C'est aussi une exigence pour les collectivités territoriales de se doter d'une vision sur l'inclusion numérique, qui n'est pas qu'une vision sur le déploiement de la fibre. On peut s'appuyer d'ailleurs en partie sur les syndicats mixtes de déploiement de la fibre. Pour le moment, je ne suis pas capable de vous dire comment vont se ventiler exactement les 250 millions d'euros. Nous sommes prêts à en discuter avec les collectivités. Notre volonté, c'est l'efficacité et qu'il y ait réellement des formateurs dans des lieux avec des moyens et qu'ils soient pilotés par la collectivité. La notion de péréquation est également importante. Un département comme celui de la Creuse, qui est très rural, a une vision très précise de ce qu'est l'inclusion numérique. Nous sommes prêts à l'aider. J'ajoute que tout cela doit évidemment être pensé avec des opérateurs sociaux comme Pôle emploi, la CAF, la CNAV, etc.
Concernant le « pacte de Cahors », je peux avoir mon opinion personnelle, mais vous comprendrez que je ne déroge pas à la doxa gouvernementale. Le sujet pourrait être aussi porté soit par des hubs, soit par des associations locales, soit par des tiers-lieux financés par les collectivités. L'important est que cela soit concerté et coordonné avec l'action des collectivités, le portage de tel ou tel dispositif pouvant se discuter dans des termes qui parfois ne sont pas totalement dépendants du « pacte de Cahors », surtout que c'est l'État qui paye.

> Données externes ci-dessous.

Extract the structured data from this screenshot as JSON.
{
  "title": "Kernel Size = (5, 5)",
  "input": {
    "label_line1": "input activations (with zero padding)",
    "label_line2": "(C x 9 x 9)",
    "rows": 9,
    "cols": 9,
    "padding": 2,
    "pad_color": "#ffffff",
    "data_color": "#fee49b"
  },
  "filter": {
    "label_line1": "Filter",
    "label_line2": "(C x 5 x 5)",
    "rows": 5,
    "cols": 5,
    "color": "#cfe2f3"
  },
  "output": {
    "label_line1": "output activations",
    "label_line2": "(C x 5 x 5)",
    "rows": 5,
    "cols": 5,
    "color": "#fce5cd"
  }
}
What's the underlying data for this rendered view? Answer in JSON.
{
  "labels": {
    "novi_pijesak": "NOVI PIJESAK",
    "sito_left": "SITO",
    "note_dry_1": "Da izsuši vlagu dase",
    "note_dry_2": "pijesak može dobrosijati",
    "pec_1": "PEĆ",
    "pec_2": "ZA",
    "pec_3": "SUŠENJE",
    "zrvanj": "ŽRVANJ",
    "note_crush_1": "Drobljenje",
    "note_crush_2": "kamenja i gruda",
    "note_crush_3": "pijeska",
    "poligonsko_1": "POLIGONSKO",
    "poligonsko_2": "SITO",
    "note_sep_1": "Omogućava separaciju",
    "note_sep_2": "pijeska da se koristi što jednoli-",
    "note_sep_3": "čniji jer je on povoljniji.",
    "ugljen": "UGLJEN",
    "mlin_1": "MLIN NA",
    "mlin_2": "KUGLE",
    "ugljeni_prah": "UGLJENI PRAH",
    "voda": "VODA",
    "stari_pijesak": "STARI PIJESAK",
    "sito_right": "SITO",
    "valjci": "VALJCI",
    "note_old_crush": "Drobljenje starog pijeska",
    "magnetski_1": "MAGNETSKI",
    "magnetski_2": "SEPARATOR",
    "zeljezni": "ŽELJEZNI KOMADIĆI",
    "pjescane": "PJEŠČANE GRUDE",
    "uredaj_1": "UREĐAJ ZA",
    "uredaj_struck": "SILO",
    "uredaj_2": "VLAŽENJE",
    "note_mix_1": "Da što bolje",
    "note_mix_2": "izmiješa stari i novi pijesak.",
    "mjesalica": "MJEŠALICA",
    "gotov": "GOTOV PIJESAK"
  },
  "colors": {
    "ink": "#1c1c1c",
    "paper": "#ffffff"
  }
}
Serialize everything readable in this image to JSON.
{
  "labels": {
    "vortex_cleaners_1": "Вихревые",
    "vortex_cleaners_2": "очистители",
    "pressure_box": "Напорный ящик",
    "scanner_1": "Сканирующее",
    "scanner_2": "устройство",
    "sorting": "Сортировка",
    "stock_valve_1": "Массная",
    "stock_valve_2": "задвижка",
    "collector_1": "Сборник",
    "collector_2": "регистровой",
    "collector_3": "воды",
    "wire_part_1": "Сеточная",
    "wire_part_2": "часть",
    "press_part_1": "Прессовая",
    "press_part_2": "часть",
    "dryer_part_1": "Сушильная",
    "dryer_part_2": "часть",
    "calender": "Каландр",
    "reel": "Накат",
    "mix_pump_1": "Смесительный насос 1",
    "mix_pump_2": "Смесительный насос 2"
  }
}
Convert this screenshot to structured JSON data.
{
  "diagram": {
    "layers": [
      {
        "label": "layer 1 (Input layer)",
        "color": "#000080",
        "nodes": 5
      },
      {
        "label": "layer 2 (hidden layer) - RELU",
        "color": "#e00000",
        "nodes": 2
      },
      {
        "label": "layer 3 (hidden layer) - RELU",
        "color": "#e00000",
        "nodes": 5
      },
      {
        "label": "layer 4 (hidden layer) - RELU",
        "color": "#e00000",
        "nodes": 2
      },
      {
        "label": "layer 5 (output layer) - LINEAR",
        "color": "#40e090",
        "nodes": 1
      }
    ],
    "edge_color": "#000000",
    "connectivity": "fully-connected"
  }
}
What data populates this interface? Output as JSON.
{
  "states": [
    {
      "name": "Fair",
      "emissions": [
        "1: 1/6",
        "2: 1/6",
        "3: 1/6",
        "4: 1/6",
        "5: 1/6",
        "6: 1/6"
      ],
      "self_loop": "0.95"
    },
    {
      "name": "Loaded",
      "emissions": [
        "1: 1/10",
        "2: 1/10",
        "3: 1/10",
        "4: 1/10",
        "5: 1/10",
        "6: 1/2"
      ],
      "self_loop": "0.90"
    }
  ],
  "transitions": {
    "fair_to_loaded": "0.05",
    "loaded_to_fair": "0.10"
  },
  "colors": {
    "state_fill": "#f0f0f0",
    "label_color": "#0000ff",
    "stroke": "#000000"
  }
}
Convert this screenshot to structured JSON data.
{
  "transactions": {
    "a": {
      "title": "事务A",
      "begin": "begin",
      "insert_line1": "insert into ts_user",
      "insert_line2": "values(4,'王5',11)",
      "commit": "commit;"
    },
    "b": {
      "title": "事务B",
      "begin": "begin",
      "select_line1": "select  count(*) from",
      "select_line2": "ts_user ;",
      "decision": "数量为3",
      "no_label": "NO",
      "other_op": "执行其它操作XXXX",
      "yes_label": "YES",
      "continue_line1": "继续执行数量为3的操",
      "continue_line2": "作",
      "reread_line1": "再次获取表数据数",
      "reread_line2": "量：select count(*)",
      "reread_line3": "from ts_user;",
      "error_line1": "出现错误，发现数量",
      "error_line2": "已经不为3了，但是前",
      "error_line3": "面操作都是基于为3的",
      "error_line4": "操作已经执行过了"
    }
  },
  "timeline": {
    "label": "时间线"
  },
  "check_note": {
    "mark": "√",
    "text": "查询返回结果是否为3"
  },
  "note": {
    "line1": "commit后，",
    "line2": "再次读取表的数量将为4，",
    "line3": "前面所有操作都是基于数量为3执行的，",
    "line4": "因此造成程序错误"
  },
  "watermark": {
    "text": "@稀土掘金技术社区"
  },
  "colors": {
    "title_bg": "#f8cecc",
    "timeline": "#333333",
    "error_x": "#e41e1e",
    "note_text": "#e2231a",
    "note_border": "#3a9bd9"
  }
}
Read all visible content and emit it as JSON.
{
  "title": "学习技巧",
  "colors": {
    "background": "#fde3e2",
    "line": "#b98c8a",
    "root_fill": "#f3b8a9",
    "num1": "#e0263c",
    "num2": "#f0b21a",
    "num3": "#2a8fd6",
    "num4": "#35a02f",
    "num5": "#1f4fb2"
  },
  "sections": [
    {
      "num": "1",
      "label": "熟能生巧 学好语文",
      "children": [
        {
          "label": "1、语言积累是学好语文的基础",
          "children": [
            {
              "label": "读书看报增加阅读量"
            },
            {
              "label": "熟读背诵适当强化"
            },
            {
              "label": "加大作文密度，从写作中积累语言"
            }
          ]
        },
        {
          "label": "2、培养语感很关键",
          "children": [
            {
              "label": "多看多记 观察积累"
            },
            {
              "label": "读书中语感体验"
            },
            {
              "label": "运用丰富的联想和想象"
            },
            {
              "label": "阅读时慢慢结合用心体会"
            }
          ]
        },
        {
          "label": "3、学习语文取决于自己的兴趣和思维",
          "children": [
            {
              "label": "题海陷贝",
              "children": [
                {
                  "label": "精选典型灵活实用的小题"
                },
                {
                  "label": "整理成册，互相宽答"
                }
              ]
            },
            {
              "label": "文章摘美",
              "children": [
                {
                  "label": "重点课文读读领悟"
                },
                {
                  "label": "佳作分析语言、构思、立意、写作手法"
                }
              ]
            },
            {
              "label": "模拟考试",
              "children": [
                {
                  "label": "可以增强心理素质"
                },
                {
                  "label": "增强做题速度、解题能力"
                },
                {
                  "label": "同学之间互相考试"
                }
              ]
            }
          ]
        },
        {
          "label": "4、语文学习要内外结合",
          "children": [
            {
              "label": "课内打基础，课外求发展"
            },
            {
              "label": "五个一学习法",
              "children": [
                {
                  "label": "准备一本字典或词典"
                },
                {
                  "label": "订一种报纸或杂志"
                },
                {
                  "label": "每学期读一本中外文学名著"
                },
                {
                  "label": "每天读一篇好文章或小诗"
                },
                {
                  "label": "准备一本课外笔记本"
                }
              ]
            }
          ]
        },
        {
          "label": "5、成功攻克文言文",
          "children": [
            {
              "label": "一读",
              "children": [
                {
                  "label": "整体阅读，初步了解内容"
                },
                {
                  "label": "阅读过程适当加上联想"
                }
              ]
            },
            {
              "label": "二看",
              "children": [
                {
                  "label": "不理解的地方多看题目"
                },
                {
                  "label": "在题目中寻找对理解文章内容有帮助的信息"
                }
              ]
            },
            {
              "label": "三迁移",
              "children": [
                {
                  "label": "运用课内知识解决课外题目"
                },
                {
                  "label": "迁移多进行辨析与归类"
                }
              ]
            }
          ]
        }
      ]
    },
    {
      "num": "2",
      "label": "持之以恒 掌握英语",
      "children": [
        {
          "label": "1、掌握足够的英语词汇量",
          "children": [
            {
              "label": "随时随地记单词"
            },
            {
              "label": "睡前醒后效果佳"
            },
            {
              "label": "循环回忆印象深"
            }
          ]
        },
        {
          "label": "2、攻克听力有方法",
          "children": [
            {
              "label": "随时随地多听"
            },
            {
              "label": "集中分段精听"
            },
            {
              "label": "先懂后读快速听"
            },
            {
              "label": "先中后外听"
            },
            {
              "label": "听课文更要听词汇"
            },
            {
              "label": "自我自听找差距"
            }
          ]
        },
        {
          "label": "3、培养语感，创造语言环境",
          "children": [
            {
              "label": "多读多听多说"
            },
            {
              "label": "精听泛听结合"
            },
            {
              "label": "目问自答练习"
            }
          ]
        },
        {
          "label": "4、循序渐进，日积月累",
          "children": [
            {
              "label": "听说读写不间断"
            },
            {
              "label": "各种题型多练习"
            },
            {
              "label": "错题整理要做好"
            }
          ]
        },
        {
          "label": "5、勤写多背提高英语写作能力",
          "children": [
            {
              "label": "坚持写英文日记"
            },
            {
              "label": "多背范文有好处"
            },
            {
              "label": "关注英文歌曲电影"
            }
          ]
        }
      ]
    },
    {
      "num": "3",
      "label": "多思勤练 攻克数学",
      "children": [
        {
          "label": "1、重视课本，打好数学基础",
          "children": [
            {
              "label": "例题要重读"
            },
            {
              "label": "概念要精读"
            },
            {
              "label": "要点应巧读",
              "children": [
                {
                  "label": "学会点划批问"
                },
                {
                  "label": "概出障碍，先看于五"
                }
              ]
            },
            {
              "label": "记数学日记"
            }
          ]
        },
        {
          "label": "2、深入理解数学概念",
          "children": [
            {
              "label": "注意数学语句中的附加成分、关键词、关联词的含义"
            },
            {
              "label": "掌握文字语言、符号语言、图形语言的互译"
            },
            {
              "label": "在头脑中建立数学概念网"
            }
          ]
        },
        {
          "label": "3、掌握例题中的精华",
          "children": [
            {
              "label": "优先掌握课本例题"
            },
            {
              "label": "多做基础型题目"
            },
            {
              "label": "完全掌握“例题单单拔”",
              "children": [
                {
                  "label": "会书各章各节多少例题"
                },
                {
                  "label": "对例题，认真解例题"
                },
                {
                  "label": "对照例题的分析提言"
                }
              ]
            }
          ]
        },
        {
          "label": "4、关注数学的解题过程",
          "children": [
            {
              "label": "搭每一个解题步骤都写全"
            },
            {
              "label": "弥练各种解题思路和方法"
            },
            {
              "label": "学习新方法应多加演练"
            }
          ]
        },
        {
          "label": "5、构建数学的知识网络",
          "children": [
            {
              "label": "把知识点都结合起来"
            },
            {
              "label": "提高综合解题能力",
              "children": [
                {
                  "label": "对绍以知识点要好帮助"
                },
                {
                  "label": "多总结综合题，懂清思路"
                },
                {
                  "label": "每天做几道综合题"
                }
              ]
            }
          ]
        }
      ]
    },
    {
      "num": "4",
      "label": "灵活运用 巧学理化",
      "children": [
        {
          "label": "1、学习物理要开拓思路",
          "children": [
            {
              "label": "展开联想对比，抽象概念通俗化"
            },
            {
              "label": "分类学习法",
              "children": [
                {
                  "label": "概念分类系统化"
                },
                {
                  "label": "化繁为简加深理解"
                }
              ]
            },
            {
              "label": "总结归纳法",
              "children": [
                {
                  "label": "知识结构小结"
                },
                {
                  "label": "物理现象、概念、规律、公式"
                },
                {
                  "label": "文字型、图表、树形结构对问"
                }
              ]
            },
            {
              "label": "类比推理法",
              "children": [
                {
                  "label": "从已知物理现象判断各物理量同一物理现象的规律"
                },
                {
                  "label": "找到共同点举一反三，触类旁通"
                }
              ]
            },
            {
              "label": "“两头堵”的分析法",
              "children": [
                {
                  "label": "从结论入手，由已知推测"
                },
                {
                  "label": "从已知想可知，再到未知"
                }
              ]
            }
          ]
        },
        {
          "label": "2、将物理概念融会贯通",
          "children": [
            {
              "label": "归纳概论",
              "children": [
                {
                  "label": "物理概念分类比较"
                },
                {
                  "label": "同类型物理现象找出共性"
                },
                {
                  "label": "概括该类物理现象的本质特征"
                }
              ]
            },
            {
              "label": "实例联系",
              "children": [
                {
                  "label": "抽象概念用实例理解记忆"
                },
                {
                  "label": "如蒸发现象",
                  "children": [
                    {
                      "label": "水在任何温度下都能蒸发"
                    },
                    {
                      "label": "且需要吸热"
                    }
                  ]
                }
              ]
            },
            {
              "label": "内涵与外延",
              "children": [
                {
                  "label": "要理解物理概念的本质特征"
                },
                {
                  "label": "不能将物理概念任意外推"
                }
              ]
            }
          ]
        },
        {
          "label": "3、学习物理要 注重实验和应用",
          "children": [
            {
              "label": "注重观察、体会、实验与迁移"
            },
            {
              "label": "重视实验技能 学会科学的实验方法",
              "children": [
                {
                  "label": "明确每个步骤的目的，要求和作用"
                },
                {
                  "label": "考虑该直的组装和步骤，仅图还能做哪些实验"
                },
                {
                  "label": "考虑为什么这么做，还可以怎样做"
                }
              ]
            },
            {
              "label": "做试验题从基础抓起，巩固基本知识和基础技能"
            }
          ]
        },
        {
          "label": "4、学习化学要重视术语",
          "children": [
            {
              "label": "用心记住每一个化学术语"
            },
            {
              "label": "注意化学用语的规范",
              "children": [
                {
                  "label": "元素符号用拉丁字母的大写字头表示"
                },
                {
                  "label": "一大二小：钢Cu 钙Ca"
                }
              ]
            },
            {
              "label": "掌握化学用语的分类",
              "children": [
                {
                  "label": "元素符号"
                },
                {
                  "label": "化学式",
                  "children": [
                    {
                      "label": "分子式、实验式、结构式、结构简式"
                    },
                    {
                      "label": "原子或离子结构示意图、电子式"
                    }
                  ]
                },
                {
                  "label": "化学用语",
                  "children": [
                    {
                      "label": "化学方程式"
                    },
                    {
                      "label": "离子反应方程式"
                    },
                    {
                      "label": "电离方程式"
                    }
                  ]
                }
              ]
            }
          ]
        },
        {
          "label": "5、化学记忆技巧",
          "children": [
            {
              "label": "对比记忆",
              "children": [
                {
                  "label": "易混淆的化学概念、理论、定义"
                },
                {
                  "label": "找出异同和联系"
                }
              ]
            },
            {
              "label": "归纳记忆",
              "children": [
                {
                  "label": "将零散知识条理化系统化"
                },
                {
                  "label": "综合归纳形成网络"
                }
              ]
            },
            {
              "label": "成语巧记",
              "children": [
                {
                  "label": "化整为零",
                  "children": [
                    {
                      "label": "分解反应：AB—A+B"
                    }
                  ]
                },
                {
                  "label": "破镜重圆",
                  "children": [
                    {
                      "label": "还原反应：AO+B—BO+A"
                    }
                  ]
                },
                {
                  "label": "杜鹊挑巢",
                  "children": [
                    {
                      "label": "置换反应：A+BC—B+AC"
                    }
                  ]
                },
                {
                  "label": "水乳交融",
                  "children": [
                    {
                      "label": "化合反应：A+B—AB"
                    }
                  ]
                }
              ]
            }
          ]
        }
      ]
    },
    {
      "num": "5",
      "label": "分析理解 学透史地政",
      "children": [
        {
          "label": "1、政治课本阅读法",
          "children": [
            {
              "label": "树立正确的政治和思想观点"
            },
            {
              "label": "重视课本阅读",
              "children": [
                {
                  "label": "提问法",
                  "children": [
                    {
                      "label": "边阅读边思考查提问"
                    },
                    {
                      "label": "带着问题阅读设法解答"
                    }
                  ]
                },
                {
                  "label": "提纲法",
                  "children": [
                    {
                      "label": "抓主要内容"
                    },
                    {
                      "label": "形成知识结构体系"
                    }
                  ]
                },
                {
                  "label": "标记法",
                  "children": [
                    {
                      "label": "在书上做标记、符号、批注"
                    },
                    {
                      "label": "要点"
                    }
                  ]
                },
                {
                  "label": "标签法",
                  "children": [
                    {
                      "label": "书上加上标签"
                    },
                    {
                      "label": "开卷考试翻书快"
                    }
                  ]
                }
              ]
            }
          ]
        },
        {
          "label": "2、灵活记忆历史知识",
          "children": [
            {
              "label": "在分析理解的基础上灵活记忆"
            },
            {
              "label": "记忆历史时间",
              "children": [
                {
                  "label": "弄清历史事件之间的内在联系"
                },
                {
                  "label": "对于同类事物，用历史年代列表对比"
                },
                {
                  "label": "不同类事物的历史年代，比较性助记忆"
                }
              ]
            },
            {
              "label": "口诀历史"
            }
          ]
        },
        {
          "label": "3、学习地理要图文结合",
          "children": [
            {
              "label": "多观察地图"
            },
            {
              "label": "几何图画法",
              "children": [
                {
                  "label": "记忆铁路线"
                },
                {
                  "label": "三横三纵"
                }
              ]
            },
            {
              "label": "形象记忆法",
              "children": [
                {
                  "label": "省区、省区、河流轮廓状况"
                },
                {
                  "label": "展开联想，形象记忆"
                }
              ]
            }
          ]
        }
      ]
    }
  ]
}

Comme vous le savez, la mission société numérique fait partie de l'ANCT. C'est la mission de l'ANCT, notamment de sa mission société numérique, d'accompagner les collectivités. Nous sommes d'ailleurs en train d'augmenter ses effectifs de sept ou huit personnes à plus de quinze. L'objectif est d'améliorer la communication entre collectivités - il faut éviter de réinventer la roue à chaque fois - et de mieux les accompagner en matière d'ingénierie. Je pense que c'est au coeur de ce que doit faire l'ANCT. D'ailleurs, elle le fait plutôt bien.